Regardless of the process, techniques and method of production, the story that the film brings is in the foreground.
"It is a universal drama about tragic love and life in a small community, where tradition determines the role of each individual. So the girl Jagna has to marry an old and rich peasant, despite her love for his son, and over time she becomes the object of envy and hatred of the villagers," the description states.

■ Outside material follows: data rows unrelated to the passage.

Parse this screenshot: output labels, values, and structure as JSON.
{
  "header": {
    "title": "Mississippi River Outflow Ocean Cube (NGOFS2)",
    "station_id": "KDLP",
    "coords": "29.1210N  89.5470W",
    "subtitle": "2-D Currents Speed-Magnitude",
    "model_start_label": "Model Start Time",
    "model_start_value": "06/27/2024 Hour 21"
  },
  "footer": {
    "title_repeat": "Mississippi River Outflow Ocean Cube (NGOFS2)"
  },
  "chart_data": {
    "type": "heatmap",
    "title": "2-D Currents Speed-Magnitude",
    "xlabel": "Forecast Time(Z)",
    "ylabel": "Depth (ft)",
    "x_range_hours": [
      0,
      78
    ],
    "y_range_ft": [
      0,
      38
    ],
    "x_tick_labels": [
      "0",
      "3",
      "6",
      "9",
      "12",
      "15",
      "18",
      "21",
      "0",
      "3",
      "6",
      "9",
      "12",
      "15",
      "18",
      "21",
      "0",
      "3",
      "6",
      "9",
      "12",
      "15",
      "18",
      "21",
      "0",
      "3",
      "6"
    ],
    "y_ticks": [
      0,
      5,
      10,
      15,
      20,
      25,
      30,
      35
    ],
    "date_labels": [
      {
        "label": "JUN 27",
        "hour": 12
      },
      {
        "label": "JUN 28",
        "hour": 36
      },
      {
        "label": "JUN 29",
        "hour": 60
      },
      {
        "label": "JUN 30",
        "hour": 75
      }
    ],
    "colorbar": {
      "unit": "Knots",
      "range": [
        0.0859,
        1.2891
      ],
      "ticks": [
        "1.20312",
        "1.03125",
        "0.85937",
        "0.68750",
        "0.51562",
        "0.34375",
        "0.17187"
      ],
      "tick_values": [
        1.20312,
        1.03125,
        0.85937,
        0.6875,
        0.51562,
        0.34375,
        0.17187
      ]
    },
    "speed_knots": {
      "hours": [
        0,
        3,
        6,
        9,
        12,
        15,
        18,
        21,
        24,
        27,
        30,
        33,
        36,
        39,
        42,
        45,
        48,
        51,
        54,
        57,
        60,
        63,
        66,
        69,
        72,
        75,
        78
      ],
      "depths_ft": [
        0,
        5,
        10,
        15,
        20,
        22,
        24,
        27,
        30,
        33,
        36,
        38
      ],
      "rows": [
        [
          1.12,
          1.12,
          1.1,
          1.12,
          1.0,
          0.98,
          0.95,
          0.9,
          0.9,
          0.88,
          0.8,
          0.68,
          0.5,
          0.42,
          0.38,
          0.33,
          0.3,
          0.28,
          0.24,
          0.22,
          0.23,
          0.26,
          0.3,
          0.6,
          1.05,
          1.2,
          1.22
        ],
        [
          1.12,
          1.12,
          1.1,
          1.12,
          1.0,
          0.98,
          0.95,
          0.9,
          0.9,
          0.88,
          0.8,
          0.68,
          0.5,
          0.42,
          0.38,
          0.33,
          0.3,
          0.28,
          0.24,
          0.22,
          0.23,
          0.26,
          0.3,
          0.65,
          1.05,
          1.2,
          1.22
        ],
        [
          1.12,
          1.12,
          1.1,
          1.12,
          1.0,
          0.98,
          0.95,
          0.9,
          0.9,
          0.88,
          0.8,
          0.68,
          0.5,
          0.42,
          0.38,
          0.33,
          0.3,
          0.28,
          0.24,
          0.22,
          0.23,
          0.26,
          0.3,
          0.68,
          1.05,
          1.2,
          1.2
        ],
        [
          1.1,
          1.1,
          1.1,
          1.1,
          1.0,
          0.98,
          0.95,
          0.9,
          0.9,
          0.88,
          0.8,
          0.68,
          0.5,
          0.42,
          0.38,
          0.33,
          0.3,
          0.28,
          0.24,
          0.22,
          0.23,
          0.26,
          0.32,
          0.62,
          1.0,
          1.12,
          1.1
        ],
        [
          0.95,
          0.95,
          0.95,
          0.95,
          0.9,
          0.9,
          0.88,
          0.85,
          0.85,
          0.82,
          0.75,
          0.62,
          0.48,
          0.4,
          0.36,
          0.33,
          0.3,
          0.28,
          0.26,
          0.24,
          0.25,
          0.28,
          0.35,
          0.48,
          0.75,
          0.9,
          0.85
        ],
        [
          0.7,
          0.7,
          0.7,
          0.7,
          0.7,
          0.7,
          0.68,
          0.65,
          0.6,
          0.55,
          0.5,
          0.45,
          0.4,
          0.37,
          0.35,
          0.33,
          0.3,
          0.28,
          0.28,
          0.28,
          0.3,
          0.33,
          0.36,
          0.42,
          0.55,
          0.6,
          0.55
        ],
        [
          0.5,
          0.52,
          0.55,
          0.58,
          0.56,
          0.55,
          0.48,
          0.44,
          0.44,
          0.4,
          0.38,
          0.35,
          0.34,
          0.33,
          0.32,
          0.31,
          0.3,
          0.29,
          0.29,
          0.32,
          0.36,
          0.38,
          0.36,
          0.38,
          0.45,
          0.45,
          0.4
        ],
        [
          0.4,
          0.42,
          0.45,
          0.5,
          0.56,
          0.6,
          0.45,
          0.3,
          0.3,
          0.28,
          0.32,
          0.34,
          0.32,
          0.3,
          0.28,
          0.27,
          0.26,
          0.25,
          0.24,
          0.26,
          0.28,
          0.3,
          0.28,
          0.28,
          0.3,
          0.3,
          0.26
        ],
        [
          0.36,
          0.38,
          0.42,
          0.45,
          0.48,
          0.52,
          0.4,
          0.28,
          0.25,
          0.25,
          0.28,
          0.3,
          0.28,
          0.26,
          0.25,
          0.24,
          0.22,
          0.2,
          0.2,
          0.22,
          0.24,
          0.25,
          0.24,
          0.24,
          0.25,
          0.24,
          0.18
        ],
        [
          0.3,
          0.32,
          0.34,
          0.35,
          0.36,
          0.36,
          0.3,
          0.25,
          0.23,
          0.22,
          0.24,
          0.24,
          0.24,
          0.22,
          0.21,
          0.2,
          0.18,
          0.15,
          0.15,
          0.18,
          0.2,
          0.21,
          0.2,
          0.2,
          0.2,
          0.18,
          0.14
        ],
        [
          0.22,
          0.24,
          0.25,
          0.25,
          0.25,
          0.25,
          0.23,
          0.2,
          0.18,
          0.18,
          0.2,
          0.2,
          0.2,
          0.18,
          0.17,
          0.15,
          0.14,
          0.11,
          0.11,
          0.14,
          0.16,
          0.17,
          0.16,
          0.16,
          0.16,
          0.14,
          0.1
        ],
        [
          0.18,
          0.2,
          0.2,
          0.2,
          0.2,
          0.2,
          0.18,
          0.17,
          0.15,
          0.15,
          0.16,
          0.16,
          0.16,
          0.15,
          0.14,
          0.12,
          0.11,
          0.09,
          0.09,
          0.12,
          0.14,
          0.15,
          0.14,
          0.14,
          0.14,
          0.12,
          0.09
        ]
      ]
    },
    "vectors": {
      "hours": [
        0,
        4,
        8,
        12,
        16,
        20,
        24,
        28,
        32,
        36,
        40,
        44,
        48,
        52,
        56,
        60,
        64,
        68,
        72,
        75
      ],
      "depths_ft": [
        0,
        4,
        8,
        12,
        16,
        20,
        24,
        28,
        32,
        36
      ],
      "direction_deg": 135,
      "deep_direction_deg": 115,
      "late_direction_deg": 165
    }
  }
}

The painting process started at the beginning of 2020, and the entire film was almost completely painted after three and a half years of work. About 40.000 frames were made for the film, and in the physical sense it is 1.200 pictures, on which details were changed in the animation process. There are so many saved images - the last frames from each frame. The legacy of the film is around 250 images that remained in Belgrade, and the plan is to exhibit this material in the MTS hall at the time of the film's cinema premiere, which is expected on January 18, 2024 in Belgrade.